Stephen Flood’s attorneys filed an initial brief on Monday, outlining the reasons why he is appealing his conviction.
A jury found Flood guilty in May 2022 in the drownings of Wendy Newton and Nicolette Green.
Flood and another deputy were taking the two women to behavioral health centers in Darlington and Lancaster when the transport van all four were in was swept away by Hurricane Florence floodwaters. Flood and the other deputy managed to escape, but Green and Newton became trapped in the back of the van and died.
In the initial brief, Flood’s attorneys argue that the court erred in allowing the jury to see drone video and pictures of the flooding, which were taken an hour after Flood drove through the floodwaters back in September 2018.
Flood’s attorney argued the water level had rapidly increased over time.
“The video showed not only the road where the transport van became disabled but also the surrounding area inundated with flood water well after Appellant (Flood) made his decision to continue driving in far less water,” the appeal states.
The documents show the trial court erred in admitting the prejudicial video recording and pictures, stating that it misled the jury and it was not necessary to substantiate material facts.
- Former Horry County deputy sentenced to 18 years in prison for deaths of mental health patients
- Pair of charges dropped for convicted former Horry County deputy, sentence remains the same
- State rests case against former Horry Co. deputy, jury sees dramatic drone video of first responders trying to open flooded van
The second argument in the appeal surrounds Flood’s 18-year prison sentence.
He was found guilty of two counts of involuntary manslaughter and two counts of reckless homicide.
But following the trial and sentencing, the involuntary manslaughter charges were dropped because it was determined that a person cannot be punished with two crimes for each death.
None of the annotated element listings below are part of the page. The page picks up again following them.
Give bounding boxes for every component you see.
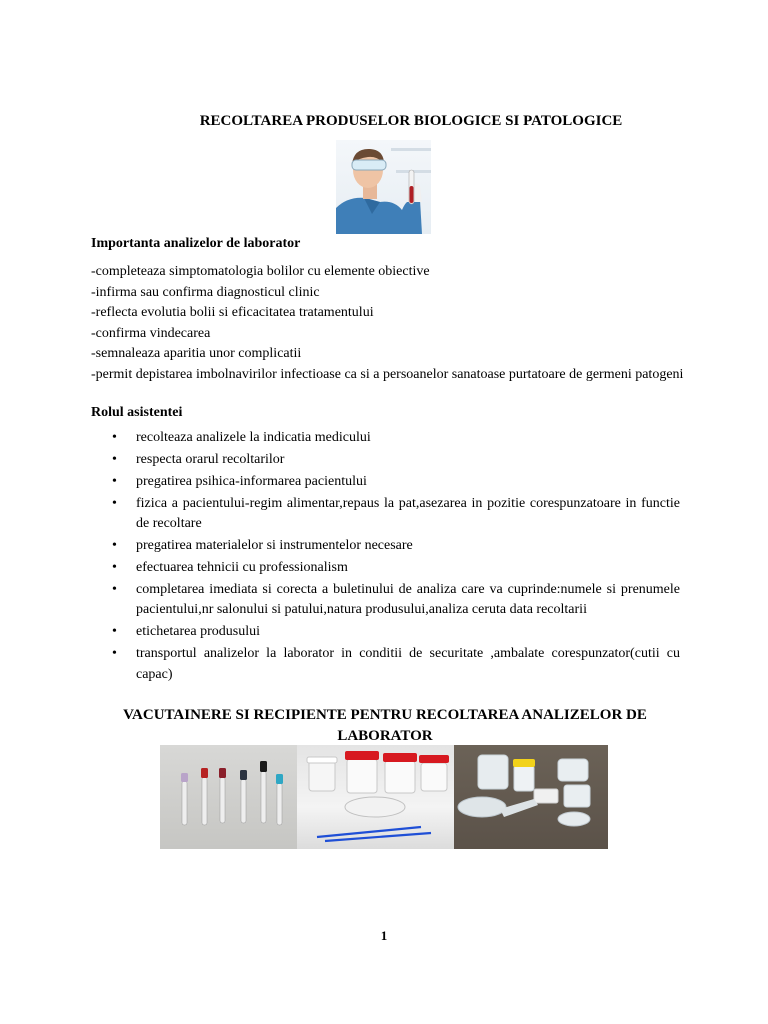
vacutainers-photo xyxy=(160,745,297,849)
page-number: 1 xyxy=(380,928,388,943)
importance-heading: Importanta analizelor de laborator xyxy=(91,236,301,251)
lab-technician-photo xyxy=(336,140,431,234)
importance-list xyxy=(91,262,691,385)
lab-technician-illustration xyxy=(336,140,431,234)
list-item: • completarea imediata si corecta a buletinului de analiza care va cuprinde:numele si prenumele pacientului,nr salonului si patului,natura produsului,analiza ceruta data recoltarii xyxy=(112,580,680,621)
list-item: -permit depistarea imbolnavirilor infectioase ca si a persoanelor sanatoase purtatoare de germeni patogeni xyxy=(91,366,684,382)
list-item: • fizica a pacientului-regim alimentar,repaus la pat,asezarea in pozitie corespunzatoare in functie de recoltare xyxy=(112,494,680,535)
list-item: • transportul analizelor la laborator in conditii de securitate ,ambalate corespunzator(cutii cu capac) xyxy=(112,644,680,685)
list-item: • etichetarea produsului xyxy=(112,622,680,643)
list-item: • recolteaza analizele la indicatia medicului xyxy=(112,428,680,449)
role-heading: Rolul asistentei xyxy=(91,405,183,420)
list-item: -completeaza simptomatologia bolilor cu elemente obiective xyxy=(91,264,430,279)
list-item: -reflecta evolutia bolii si eficacitatea tratamentului xyxy=(91,305,374,320)
list-item: -semnaleaza aparitia unor complicatii xyxy=(91,346,302,361)
role-list xyxy=(112,428,680,687)
plastic-containers-photo xyxy=(454,745,608,849)
page-title: RECOLTAREA PRODUSELOR BIOLOGICE SI PATOLOGICE xyxy=(199,113,623,129)
list-item: • respecta orarul recoltarilor xyxy=(112,450,680,471)
list-item: -confirma vindecarea xyxy=(91,325,211,341)
containers-photo-strip xyxy=(160,745,608,849)
plastic-containers-illustration xyxy=(454,745,608,849)
list-item: • efectuarea tehnicii cu professionalism xyxy=(112,558,680,579)
specimen-cups-photo xyxy=(297,745,454,849)
list-item: -infirma sau confirma diagnosticul clinic xyxy=(91,284,320,300)
list-item: • pregatirea psihica-informarea pacientului xyxy=(112,472,680,493)
specimen-cups-illustration xyxy=(297,745,454,849)
containers-heading: VACUTAINERE SI RECIPIENTE PENTRU RECOLTAREA ANALIZELOR DE LABORATOR xyxy=(123,707,647,744)
list-item: • pregatirea materialelor si instrumentelor necesare xyxy=(112,536,680,557)
vacutainer-tubes-illustration xyxy=(160,745,297,849)
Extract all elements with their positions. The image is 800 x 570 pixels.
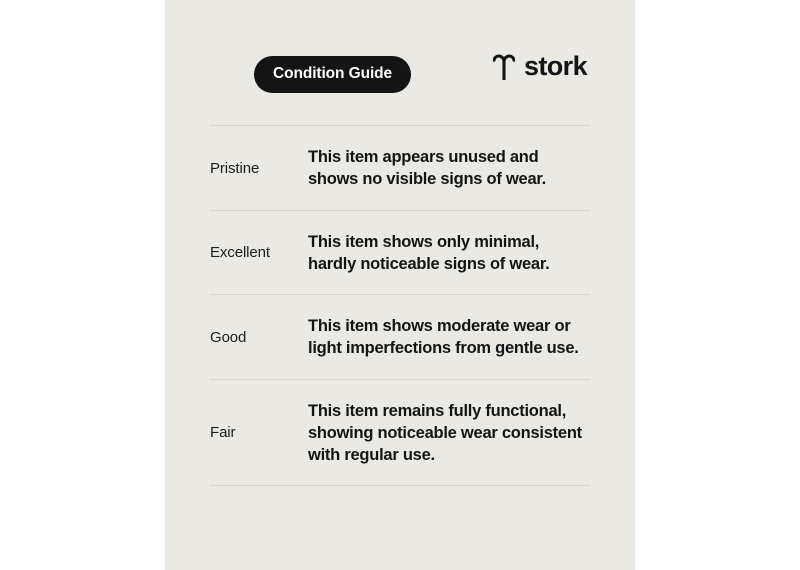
table-row [210,379,590,487]
table-row [210,125,590,210]
condition-label: Excellent [210,244,270,262]
condition-label: Fair [210,424,236,442]
condition-table [210,125,590,486]
brand-name: stork [523,50,587,81]
condition-description: This item shows only minimal, hardly noticeable signs of wear. [308,232,550,273]
condition-label: Pristine [210,159,260,177]
condition-guide-card [165,0,635,570]
condition-label: Good [210,328,247,346]
card-header [210,0,590,125]
condition-description: This item appears unused and shows no visible signs of wear. [308,148,546,189]
brand-lockup [493,52,587,80]
condition-description: This item remains fully functional, showing noticeable wear consistent with regular use. [308,401,582,465]
condition-description: This item shows moderate wear or light imperfections from gentle use. [308,317,579,358]
condition-guide-badge: Condition Guide [254,56,411,93]
table-row [210,210,590,295]
table-row [210,294,590,379]
stork-logo-icon [493,52,515,80]
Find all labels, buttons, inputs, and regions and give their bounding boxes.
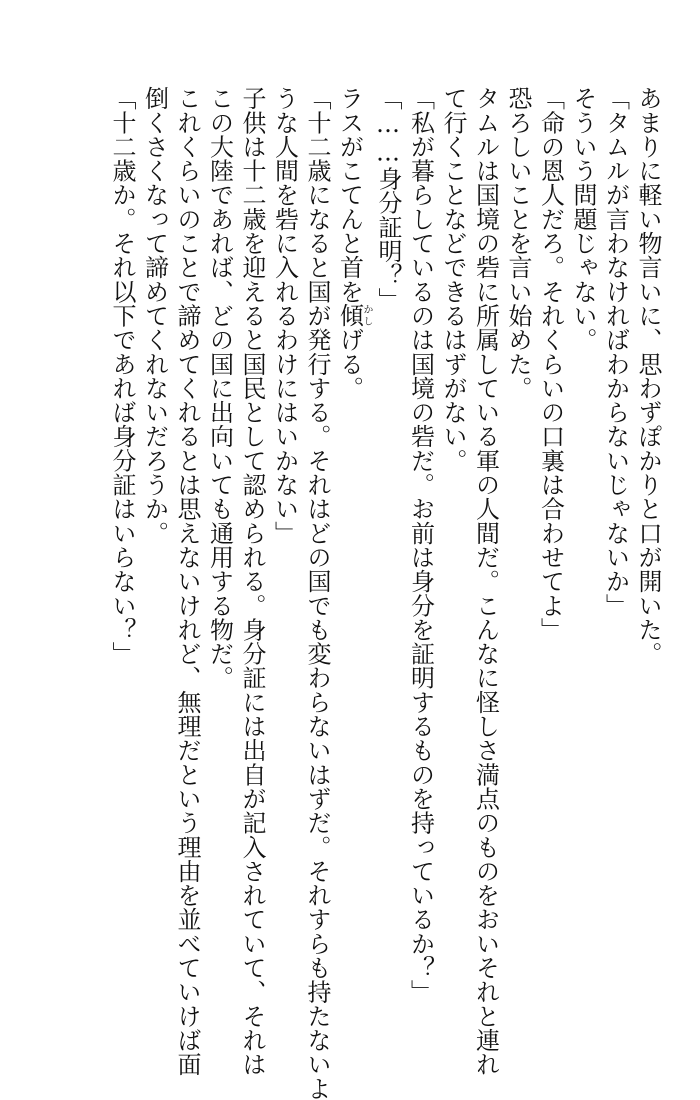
text-line: 「タムルが言わなければわからないじゃないか」 [601, 86, 630, 618]
text-line: タムルは国境の砦に所属している軍の人間だ。こんなに怪しさ満点のものをおいそれと連れ [471, 86, 500, 1077]
text-line: これくらいのことで諦めてくれるとは思えないけれど、無理だという理由を並べていけば面 [173, 86, 201, 1077]
ruby-reading: かし [361, 303, 372, 328]
text-line: 「私が暮らしているのは国境の砦だ。お前は身分を証明するものを持っているか？」 [406, 86, 435, 1004]
text-line: この大陸であれば、どの国に出向いても通用する物だ。 [205, 86, 234, 690]
ruby-annotation [335, 303, 372, 328]
vertical-text-body [106, 86, 665, 1100]
text-line: 恐ろしいことを言い始めた。 [504, 86, 532, 400]
text-line-with-ruby: ラスがこてんと首を傾かしげる。 [335, 86, 372, 400]
text-line: 「命の恩人だろ。それくらいの口裏は合わせてよ」 [536, 86, 565, 642]
text-line: そういう問題じゃない。 [569, 86, 597, 352]
text-line: あまりに軽い物言いに、思わずぽかりと口が開いた。 [634, 86, 662, 666]
text-line: 「十二歳になると国が発行する。それはどの国でも変わらないはずだ。それすらも持たないよ [303, 86, 331, 1100]
text-line: て行くことなどできるはずがない。 [439, 86, 467, 473]
text-line: 「……身分証明？」 [374, 86, 402, 312]
ruby-base: 傾 [335, 303, 364, 328]
text-line: うな人間を砦に入れるわけにはいかない」 [270, 86, 299, 545]
text-line: 「十二歳か。それ以下であれば身分証はいらない？」 [108, 86, 136, 666]
text-line: 子供は十二歳を迎えると国民として認められる。身分証には出自が記入されていて、それは [238, 86, 266, 1077]
text-line: 倒くさくなって諦めてくれないだろうか。 [140, 86, 169, 545]
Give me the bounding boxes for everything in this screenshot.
Despite the charges being dropped, he was still sentenced to 18 years in prison.
The appeal states the trial court reversibly erred by choosing which homicide charge to impose and sentence Flood. It also shows that Flood was further prejudiced by the court’s decision to choose reckless homicide, which has a larger sentencing range compared to involuntary manslaughter.
Flood is requesting that the court reverse his convictions and sentence and allow him to have a new trial.
It’s not clear when the appeals court will make a ruling.